The imaging hierarchy in suspected posterior circulation stroke:

  • Non-contrast CT head — first-line in any acute stroke presentation. Sensitivity for acute ischaemic stroke is poor in the first 24 hours; sensitivity for posterior fossa lesions is even worse because of beam hardening artefact from the petrous bones. CT primarily excludes haemorrhage.
  • CT angiography (CTA) — head and neck — evaluates the vertebral and basilar arteries for stenosis, dissection, or occlusion. Should be performed in any patient with red flags or any concern for vascular cause, irrespective of CT head findings.
  • MRI with diffusion-weighted imaging (DWI) — the imaging modality with the highest sensitivity for acute ischaemic stroke. False-negative rate 12–20% in posterior strokes within 48 hours. Repeat at 5–7 days if clinical suspicion remains and initial DWI is negative.2
  • MR angiography (MRA) — used as the vascular component when MRI is the chosen modality.

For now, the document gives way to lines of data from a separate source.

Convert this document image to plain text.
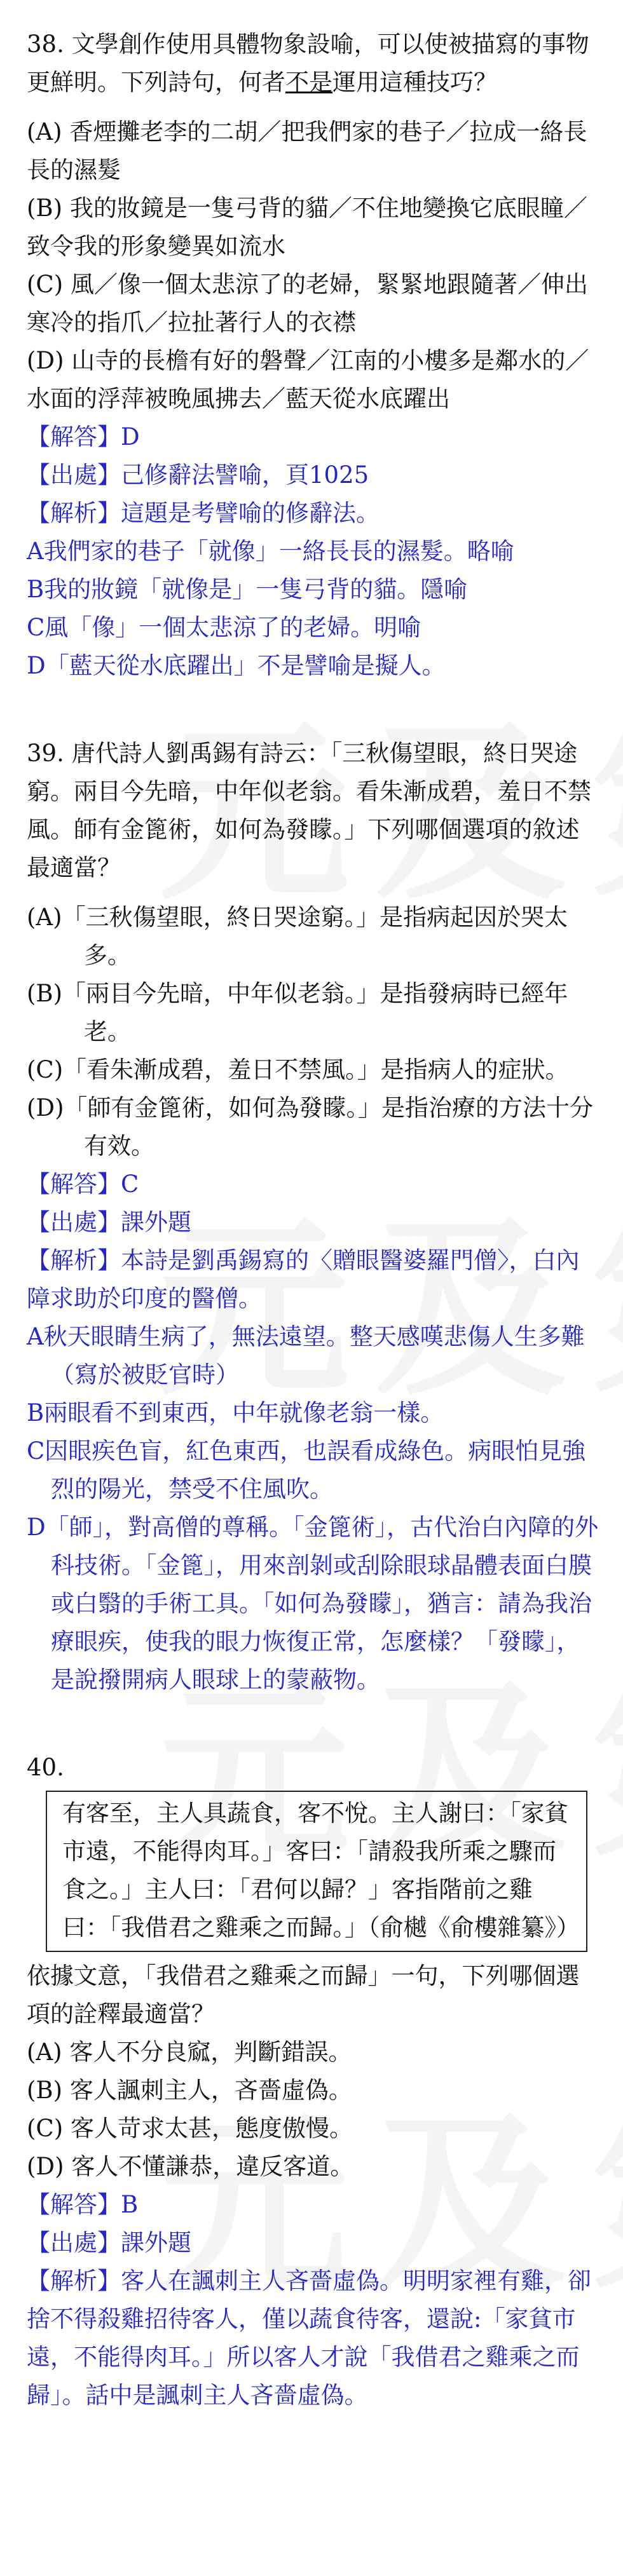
38. 文學創作使用具體物象設喻，可以使被描寫的事物更鮮明。下列詩句，何者不是運用這種技巧？
(A) 香煙攤老李的二胡／把我們家的巷子／拉成一絡長長的濕髮
(B) 我的妝鏡是一隻弓背的貓／不住地變換它底眼瞳／致令我的形象變異如流水
(C) 風／像一個太悲涼了的老婦，緊緊地跟隨著／伸出寒冷的指爪／拉扯著行人的衣襟
(D) 山寺的長檐有好的磐聲／江南的小樓多是鄰水的／水面的浮萍被晚風拂去／藍天從水底躍出
【解答】D
【出處】己修辭法譬喻，頁1025
【解析】這題是考譬喻的修辭法。
A我們家的巷子「就像」一絡長長的濕髮。略喻
B我的妝鏡「就像是」一隻弓背的貓。隱喻
C風「像」一個太悲涼了的老婦。明喻
D「藍天從水底躍出」不是譬喻是擬人。
39. 唐代詩人劉禹錫有詩云：「三秋傷望眼，終日哭途窮。兩目今先暗，中年似老翁。看朱漸成碧，羞日不禁風。師有金篦術，如何為發矇。」下列哪個選項的敘述最適當？
(A)「三秋傷望眼，終日哭途窮。」是指病起因於哭太多。
(B)「兩目今先暗，中年似老翁。」是指發病時已經年老。
(C)「看朱漸成碧，羞日不禁風。」是指病人的症狀。
(D)「師有金篦術，如何為發矇。」是指治療的方法十分有效。
【解答】C
【出處】課外題
【解析】本詩是劉禹錫寫的〈贈眼醫婆羅門僧〉，白內障求助於印度的醫僧。
A秋天眼睛生病了，無法遠望。整天感嘆悲傷人生多難（寫於被貶官時）
B兩眼看不到東西，中年就像老翁一樣。
C因眼疾色盲，紅色東西，也誤看成綠色。病眼怕見強烈的陽光，禁受不住風吹。
D「師」，對高僧的尊稱。「金篦術」，古代治白內障的外科技術。「金篦」，用來剖剝或刮除眼球晶體表面白膜或白翳的手術工具。「如何為發矇」，猶言：請為我治療眼疾，使我的眼力恢復正常，怎麼樣？「發矇」，是說撥開病人眼球上的蒙蔽物。
40.
有客至，主人具蔬食，客不悅。主人謝曰：「家貧市遠，不能得肉耳。」客曰：「請殺我所乘之驟而食之。」主人曰：「君何以歸？」客指階前之雞曰：「我借君之雞乘之而歸。」（俞樾《俞樓雜纂》）
依據文意，「我借君之雞乘之而歸」一句，下列哪個選項的詮釋最適當？
(A) 客人不分良窳，判斷錯誤。
(B) 客人諷刺主人，吝嗇虛偽。
(C) 客人苛求太甚，態度傲慢。
(D) 客人不懂謙恭，違反客道。
【解答】B
【出處】課外題
【解析】客人在諷刺主人吝嗇虛偽。明明家裡有雞，卻捨不得殺雞招待客人，僅以蔬食待客，還說:「家貧市遠，不能得肉耳。」所以客人才說「我借君之雞乘之而歸」。話中是諷刺主人吝嗇虛偽。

The 2019 AHA/ASA stroke management guideline calls for vascular imaging in any patient with suspected posterior-circulation TIA — particularly because vertebral artery dissection requires anticoagulation rather than antiplatelet therapy.10

Key teaching points

  • Posterior circulation strokes are 20% of ischaemic strokes and are misdiagnosed at twice the rate of anterior strokes. Vertigo presentations are misdiagnosed in ~35% of cases.1,2
  • Isolated vertigo without other neurological signs occurs in 11% of cerebellar infarcts — most commonly PICA territory. HINTS done correctly is more sensitive than early MRI for these patients.4,6
  • AICA infarction can mimic vestibular neuritis on every component of HINTS because it involves the labyrinth via the labyrinthine artery. Add bedside hearing — new unilateral hearing loss in AVS is a red flag for AICA.8
  • Truncal ataxia — inability to sit or stand unsupported with otherwise preserved limb coordination — is the single most useful bedside discriminator after HINTS, and argues strongly for cerebellar pathology.
  • Pure vertical or pure torsional nystagmus is central until proven otherwise — image regardless of the rest of the examination.
  • Early MRI (within 48 h) misses 12–20% of posterior strokes. A negative scan does not rule out posterior ischaemia; clinical suspicion warrants admission and repeat imaging.2
  • Vertebral artery dissectionis the leading cause of posterior stroke in patients < 50. Neck pain preceding vertigo is the historical clue; CTA or MRA of the vertebrals is the confirmatory test.5
  • Wallenberg syndrome (lateral medullary infarction, usually PICA or vertebral) has a distinctive clinical fingerprint — ipsilateral Horner, facial sensory loss, dysphagia, ataxia; contralateral body pain/temperature loss. Image immediately when recognised.